State Sen. Toi Hutchinson, D-Olympia Fields, has assured herself she will get loads of attention this spring.
|Red Eye gave it the cover, while ...|
For the south suburban native has come up with a bill that satisfies our sense of moralistic outrage, combined with pure titillation. She wants a new tax that would be charged any time anyone visits a strip club/girlie joint/titty bar/whatever goofy name you call it.
IT GOT HUTCHINSON in the Chicago Tribune, and is being picked up by the wire services that will ensure that anyone paying attention to newscasts across Illinois will know all about this.
A $5 fee, in addition to whatever cover charge the alleged “gentlemen’s clubs” are already charging – just to walk into the door. That goes along with whatever drink minimums they charge – and the money that one winds up giving to the ladies themselves for putting on the sexually-charged shows that they do.
Hutchinson says she would want the money from the $5 fee to go toward a special fund that would pay for counseling for women who get raped. Which is a noble goal, although it strikes me as being similar to the logic always tossed up when the fees on a package of cigarettes are increased.
Making it cost more to smoke tobacco products might actually reduce the number of people who smoke, which might improve their health.
|... the Tribune gave it the corner|
DOES IT REALLY fall into line that making it cost more to look at nude women (although every such club I have ever been in was required to have their girls keep their pubic areas covered) would make guys less likely to go to such clubs – which would make them less likely to get all aroused and feel the need to take their lustful urges out on the “real” women they encounter outside of the clubs.
I don’t know if I buy it.
But heck, if it helps raise a few bucks for a noble effort, then perhaps it will be worthwhile.
Although I will be anxious to see how this particular bill plays out.
WILL THE CONSERVATIVE ideologues get all worked up over the thought of local businesses being hit with another “tax” that might make some of their customers have to reduce the number of trips they make to their local “establishment” to catch a glimpse of nipple?

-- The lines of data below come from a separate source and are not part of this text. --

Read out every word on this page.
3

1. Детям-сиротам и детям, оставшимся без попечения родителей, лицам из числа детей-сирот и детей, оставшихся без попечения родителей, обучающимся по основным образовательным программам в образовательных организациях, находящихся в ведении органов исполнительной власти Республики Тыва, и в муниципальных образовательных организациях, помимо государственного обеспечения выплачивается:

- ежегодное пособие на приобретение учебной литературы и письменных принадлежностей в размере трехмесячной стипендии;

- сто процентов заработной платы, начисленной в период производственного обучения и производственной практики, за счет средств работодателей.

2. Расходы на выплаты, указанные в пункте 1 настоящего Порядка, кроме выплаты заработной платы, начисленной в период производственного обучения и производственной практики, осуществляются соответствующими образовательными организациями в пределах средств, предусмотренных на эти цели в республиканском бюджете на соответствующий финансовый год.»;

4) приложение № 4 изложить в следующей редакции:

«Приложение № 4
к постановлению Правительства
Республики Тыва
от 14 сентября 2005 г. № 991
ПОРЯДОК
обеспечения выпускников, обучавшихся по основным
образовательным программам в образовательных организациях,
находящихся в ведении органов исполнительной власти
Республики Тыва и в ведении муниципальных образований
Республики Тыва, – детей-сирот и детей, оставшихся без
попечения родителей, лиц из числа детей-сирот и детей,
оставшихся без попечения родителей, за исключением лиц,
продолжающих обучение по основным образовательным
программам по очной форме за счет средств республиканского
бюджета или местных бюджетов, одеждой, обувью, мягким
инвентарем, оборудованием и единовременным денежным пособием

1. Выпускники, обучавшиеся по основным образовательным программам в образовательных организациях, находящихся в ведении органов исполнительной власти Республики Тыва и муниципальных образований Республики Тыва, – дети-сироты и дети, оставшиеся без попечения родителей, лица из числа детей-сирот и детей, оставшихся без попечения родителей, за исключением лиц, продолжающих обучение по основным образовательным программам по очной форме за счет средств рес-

For the real hard-core ideologue types, particularly those who like to think of themselves as Tea Party-types, that is NOT any kind of ridiculous stance. It would be their natural reaction.
Or will their sense of outrage and the need to meddle in other peoples’ business kick in and make them think it is a good thing to do to discourage people from hanging out in establishments with names like Déjà Vu (which actually is the strip club in Springfield where many legislators of recent years have been known to spend off-hours)?
I couldn’t help but notice that the strip club owners themselves are taking the attitude that they’re enterprising business owners who are being taxed out of business (the owner of Chicago’s Admiral Theatre is taking to calling this new $5 fee a “pole” tax, a pun on the poll taxes of old that is offensive on so many levels).
PERHAPS I’M SO mocking of this issue because I personally have never truly understood the appeal of such clubs. I’ve been in them on occasion, but honestly could care less if I never set foot in one again.
And only part of that reason is because I’m cheap when it comes to finances.
The whole notion of “look, but don’t touch” that exists in these clubs just strikes me as un-erotic. What is the point if there isn’t some physical contact? And there are some people I wouldn’t want to have physical contact with, for fear of what I’d contract.
It actually reminds of me of a gag I once heard from someone questioning why prison inmates would look at pornographic pictures of women, comparing it to looking at pictures of a Thanksgiving holiday dinner to try to satisfy one’s hunger.
IN SHORT, I’D wonder if the experience would be worth an extra $5 per visit. But if some people want to look so bad that they will cough up the cash, then that is their prerogative.
Whether she realizes it or not, Hutchinson has stirred up what may well be one of the most intriguing moments of this year’s Illinois General Assembly session. With the election cycle coming up, it’s not like any political person is going to want to take serious action on any issue of real significance.
Which means they’ll want to get all worked up over something like this, so as to justify the salaries and per diem payments they will receive for their work in 2012.